InternetBluesky veut des réseaux sociaux sans empereurs
Se posant en alternative aux réseaux sociaux dirigés par des supporters de Trump, la plateforme Bluesky met en avant une autre manière de surfer.

Jay Graber est la CEO de Bluesky.
Getty Images via AFP«Un monde sans aucun César»: c’est avec ce message inscrit en latin sur son tee-shirt que Jay Graber, directrice générale de Bluesky, a salué son public lundi au festival SXSW, une pique contre Mark Zuckerberg, le patron de Meta (Facebook, Instagram). Il y a quelques mois, ce dernier a en effet porté un tee-shirt proclamant «Aut Zuck aut nihil», reprenant l’expression latine «Soit César, soit rien», en remplaçant le nom de l’empereur romain par son propre nom.
Le contre-slogan de Jay Graber «était notre manière insolente de dire qu’il ne devrait pas y avoir une seule personne qui prenne toutes les décisions», a expliqué Rose Wang, directrice des opérations de Bluesky. «Nous avons vu ce qui se passe quand quelqu’un prend le contrôle d’une plateforme du jour au lendemain».
Faire une telle déclaration à SXSW n’est pas anodin. C’est au cours de ce festival au Texas que Twitter est apparu pour la première fois en 2007. La plateforme est ensuite devenue incontournable, avant d’être rachetée fin 2022 par Elon Musk. Il l’a rebaptisée X et transformée en repaire privilégié pour ses adorateurs et ceux de Trump.
Identité en ligne transférable
En réaction à cette évolution, de nombreux utilisateurs se sont rapidement tournés vers des alternatives. Bluesky (littéralement «ciel bleu») est né chez Twitter, mais est devenu indépendant avant l’acquisition par Musk. Deux femmes, Jay Graber et Rose Wang, dirigent aujourd’hui une équipe d’une vingtaine de personnes dans le monde entier. La plateforme compte plus de 30 millions d’utilisateurs et connaît une expansion rapide.
Elle repose sur un principe majeur: les utilisateurs peuvent transférer leur identité en ligne sur d’autres applications utilisant la même technologie. Une différence cruciale par rapport aux grandes plateformes contrôlées par des milliardaires (X et Meta) ou possiblement influencées par des gouvernements étrangers (ce dont TikTok est accusé).
«L’idée est que si un milliardaire venait à prendre Bluesky en otage, tout le monde pourrait partir et construire Greensky» («ciel vert»), explique Rose Wang. Bluesky permet aux développeurs et aux utilisateurs de créer des expériences personnalisées grâce à des flux ciblant des contenus – qu’il s’agisse de jardinage, de sport ou d’autres centres d’intérêt.
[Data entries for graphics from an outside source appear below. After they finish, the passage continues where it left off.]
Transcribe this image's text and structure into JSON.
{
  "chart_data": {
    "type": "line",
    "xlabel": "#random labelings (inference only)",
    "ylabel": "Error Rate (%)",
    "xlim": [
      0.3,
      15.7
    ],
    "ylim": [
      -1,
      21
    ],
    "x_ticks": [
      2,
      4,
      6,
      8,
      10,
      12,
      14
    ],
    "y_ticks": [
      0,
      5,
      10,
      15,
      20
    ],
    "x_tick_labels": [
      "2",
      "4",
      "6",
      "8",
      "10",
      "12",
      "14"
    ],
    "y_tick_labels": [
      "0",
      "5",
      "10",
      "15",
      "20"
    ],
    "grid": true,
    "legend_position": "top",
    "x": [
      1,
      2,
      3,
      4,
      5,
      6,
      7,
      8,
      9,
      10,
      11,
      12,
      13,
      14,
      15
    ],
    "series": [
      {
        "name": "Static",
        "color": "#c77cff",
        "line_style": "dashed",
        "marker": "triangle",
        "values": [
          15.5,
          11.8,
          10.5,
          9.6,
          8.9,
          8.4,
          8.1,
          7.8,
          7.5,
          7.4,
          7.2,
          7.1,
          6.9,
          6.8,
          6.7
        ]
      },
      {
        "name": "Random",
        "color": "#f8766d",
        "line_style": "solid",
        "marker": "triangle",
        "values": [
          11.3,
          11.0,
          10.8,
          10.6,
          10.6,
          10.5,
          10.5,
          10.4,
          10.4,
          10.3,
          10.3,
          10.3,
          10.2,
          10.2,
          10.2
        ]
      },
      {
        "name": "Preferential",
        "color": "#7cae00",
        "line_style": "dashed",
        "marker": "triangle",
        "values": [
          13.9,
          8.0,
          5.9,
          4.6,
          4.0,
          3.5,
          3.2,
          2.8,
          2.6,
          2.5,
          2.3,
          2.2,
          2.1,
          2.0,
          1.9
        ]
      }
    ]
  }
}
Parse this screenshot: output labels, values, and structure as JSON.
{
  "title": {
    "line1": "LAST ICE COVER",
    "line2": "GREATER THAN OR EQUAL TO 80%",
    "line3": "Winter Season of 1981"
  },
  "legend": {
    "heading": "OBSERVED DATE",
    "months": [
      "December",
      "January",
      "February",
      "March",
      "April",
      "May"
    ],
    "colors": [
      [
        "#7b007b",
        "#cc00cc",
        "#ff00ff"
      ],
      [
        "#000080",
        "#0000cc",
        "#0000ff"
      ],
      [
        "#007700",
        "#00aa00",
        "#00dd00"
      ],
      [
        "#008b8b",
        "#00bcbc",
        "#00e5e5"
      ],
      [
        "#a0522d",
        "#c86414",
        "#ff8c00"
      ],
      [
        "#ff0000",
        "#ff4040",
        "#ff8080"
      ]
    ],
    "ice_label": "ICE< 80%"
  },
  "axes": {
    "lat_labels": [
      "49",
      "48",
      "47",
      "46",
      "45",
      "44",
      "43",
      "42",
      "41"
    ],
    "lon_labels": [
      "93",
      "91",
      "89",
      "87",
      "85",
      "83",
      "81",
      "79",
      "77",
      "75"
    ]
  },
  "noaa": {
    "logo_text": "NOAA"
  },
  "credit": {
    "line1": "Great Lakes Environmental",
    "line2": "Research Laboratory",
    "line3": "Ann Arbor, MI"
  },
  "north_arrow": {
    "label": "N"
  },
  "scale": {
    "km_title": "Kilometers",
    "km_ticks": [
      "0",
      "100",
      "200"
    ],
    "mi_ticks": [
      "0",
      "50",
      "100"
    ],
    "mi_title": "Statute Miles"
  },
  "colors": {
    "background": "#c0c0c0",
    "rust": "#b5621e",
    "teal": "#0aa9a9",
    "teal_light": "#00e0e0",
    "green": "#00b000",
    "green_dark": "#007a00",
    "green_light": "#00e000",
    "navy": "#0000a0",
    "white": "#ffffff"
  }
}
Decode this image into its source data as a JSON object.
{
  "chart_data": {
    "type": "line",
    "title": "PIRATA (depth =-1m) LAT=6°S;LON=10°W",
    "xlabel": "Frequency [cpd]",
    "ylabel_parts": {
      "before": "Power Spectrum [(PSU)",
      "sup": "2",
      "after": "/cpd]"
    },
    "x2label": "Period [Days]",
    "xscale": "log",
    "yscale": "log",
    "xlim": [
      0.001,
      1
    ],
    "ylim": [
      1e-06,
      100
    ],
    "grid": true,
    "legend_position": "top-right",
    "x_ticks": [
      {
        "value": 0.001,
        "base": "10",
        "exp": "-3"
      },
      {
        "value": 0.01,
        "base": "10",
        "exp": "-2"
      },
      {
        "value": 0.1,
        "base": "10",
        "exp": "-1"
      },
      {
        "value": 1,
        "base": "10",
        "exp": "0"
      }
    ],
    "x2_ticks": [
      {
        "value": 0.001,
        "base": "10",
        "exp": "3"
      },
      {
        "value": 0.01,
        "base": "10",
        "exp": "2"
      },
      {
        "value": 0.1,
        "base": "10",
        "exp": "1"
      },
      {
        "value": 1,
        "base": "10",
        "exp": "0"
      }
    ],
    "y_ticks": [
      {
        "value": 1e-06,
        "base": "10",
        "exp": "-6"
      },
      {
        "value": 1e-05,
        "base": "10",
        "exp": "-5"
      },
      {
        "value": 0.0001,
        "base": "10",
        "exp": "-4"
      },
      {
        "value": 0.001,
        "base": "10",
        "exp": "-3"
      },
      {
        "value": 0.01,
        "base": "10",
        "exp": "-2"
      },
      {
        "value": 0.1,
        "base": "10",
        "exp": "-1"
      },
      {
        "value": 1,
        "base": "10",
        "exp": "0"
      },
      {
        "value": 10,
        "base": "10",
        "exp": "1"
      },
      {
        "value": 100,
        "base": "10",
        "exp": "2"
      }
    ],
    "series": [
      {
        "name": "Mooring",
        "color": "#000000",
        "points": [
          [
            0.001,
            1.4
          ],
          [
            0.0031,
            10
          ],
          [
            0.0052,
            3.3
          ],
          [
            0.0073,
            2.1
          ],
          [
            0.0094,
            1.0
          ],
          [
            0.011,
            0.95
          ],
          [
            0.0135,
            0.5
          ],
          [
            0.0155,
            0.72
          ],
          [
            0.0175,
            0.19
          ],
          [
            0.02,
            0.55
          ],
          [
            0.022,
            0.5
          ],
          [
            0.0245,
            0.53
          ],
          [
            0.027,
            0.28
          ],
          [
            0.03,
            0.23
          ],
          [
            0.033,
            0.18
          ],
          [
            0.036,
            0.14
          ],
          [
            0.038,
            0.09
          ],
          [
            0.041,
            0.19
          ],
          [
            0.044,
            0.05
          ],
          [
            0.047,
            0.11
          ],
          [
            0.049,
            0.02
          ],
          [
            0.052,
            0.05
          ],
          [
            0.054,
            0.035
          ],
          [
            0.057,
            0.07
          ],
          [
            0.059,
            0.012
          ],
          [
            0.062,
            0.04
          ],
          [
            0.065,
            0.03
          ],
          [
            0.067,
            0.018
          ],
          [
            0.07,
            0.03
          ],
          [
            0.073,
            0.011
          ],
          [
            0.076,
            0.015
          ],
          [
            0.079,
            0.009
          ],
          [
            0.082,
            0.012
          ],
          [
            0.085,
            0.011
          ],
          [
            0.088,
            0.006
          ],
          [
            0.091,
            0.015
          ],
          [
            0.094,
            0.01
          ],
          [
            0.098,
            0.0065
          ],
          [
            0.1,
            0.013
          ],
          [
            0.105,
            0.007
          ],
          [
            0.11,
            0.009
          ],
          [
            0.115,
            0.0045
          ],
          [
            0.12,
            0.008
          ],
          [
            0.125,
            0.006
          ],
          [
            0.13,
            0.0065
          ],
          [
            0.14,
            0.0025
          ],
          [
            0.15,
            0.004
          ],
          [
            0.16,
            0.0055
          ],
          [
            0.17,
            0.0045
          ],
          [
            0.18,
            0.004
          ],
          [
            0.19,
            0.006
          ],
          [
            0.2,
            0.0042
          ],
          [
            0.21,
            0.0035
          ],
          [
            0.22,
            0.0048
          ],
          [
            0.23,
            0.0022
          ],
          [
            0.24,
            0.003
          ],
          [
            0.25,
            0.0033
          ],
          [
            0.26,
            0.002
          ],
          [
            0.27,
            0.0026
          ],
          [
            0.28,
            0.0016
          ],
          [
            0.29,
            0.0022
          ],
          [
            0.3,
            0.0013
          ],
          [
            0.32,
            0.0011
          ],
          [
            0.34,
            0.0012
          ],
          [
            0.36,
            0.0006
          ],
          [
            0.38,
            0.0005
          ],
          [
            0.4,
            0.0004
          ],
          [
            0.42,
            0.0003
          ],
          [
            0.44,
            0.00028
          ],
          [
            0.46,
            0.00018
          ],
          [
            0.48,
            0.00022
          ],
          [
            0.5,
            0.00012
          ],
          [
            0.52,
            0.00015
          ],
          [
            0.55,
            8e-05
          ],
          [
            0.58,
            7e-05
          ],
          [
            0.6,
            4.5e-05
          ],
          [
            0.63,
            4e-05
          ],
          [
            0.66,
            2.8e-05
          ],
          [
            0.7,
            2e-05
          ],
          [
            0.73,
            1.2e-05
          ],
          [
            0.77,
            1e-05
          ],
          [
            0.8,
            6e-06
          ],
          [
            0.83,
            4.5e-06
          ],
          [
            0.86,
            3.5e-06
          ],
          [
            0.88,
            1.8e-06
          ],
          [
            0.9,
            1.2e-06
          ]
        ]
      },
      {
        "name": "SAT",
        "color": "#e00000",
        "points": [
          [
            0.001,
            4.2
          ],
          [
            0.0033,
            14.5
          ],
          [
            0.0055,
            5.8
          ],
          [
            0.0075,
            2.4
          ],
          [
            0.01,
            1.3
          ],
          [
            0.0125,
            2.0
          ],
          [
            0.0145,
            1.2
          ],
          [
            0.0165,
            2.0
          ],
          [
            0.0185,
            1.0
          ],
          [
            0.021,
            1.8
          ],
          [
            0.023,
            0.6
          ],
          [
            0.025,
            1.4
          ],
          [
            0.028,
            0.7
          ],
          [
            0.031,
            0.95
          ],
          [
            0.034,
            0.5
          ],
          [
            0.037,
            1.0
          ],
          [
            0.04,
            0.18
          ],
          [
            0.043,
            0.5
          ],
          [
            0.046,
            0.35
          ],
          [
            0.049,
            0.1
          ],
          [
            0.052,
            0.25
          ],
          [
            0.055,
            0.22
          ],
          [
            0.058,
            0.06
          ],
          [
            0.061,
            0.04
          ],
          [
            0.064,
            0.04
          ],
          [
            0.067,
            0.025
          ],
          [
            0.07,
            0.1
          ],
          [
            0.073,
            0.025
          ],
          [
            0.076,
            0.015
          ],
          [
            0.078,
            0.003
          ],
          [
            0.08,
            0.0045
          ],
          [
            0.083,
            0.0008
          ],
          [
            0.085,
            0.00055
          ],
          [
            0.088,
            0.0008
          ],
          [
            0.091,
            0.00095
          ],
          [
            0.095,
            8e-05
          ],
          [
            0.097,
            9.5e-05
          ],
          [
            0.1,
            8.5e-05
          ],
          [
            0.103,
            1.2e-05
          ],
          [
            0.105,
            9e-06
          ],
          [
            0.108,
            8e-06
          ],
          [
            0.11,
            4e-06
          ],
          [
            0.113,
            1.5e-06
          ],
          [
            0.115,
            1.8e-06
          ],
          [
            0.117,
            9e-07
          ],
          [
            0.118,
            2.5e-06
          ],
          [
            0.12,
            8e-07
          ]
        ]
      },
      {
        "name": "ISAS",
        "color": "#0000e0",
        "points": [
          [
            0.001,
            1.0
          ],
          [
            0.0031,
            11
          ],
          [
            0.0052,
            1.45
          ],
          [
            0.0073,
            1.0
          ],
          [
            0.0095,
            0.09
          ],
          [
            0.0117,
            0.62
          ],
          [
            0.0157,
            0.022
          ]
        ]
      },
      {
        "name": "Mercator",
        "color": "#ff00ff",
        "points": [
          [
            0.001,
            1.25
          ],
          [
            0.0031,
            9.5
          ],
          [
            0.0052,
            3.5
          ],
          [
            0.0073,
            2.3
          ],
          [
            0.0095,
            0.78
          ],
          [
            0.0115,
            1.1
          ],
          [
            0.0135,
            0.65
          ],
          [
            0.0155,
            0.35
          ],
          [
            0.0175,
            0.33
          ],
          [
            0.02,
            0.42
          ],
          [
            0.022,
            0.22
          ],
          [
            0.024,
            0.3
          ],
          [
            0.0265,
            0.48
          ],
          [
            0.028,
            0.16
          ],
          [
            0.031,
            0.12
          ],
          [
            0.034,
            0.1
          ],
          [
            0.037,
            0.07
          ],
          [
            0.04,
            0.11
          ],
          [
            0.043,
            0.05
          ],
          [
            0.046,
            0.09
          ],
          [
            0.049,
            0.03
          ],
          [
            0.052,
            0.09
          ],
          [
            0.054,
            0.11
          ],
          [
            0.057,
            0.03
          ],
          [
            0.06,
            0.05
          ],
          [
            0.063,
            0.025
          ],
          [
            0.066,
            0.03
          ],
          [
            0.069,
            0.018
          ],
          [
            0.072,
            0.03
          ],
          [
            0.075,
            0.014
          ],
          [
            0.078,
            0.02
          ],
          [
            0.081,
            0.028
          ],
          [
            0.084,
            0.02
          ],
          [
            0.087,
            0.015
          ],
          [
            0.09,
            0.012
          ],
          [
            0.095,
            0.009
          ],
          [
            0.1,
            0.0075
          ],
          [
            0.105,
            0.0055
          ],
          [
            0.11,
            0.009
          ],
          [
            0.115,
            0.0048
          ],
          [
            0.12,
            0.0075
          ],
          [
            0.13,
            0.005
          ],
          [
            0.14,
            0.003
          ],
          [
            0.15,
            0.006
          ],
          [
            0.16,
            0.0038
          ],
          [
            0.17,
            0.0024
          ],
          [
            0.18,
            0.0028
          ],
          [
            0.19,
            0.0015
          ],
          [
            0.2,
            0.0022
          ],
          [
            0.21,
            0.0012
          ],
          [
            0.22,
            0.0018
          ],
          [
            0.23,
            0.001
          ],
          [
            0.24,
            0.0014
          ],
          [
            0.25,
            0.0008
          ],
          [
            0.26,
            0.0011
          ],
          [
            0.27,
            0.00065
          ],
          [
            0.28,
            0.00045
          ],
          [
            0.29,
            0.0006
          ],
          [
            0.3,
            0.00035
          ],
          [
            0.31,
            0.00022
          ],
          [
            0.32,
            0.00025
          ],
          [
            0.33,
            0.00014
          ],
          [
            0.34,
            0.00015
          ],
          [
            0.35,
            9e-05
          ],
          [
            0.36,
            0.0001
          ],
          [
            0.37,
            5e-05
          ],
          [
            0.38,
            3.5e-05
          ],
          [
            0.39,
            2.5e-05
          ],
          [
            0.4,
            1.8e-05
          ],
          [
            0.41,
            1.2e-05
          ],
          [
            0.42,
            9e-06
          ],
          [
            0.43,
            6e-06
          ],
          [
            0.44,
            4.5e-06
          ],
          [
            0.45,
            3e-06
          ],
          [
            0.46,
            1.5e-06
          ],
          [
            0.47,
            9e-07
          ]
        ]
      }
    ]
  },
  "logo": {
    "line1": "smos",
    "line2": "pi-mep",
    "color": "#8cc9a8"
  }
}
«Fatigués d'être au service d'un algorithme»
Sur TikTok ou Instagram, «les créateurs sont fatigués d’être au service d’un algorithme qui ne les sert pas», estime la patronne. Sur Bluesky, les utilisateurs peuvent naviguer entre différents flux, suivre des comptes spécifiques ou explorer des contenus grâce à l’algorithme Discover de la plateforme. Actuellement, surtout aux États-Unis, le service attire des utilisateurs de gauche qui cherchent un refuge après la droitisation de X.
Jasmine Enberg, analyste chez eMarketer, observe que les utilisateurs privilégient de plus en plus les réseaux offrant davantage de contrôle, ce qui «pourrait profiter à Bluesky, en particulier lorsqu’elle introduit des fonctionnalités favorables aux créateurs, comme des vidéos plus longues».
Il lui manque cependant «les outils sophistiqués des plateformes établies», précise-t-elle. Rose Wang reste cependant optimiste. «Cette année sera celle de notre sortie au grand jour», promet-elle. «Les gens veulent savoir ce qui se passe dans le monde et ont besoin d’un espace sûr pour discuter, s’amuser et se faire des amis. Pour l’instant, ils ne trouvent cela nulle part ailleurs.»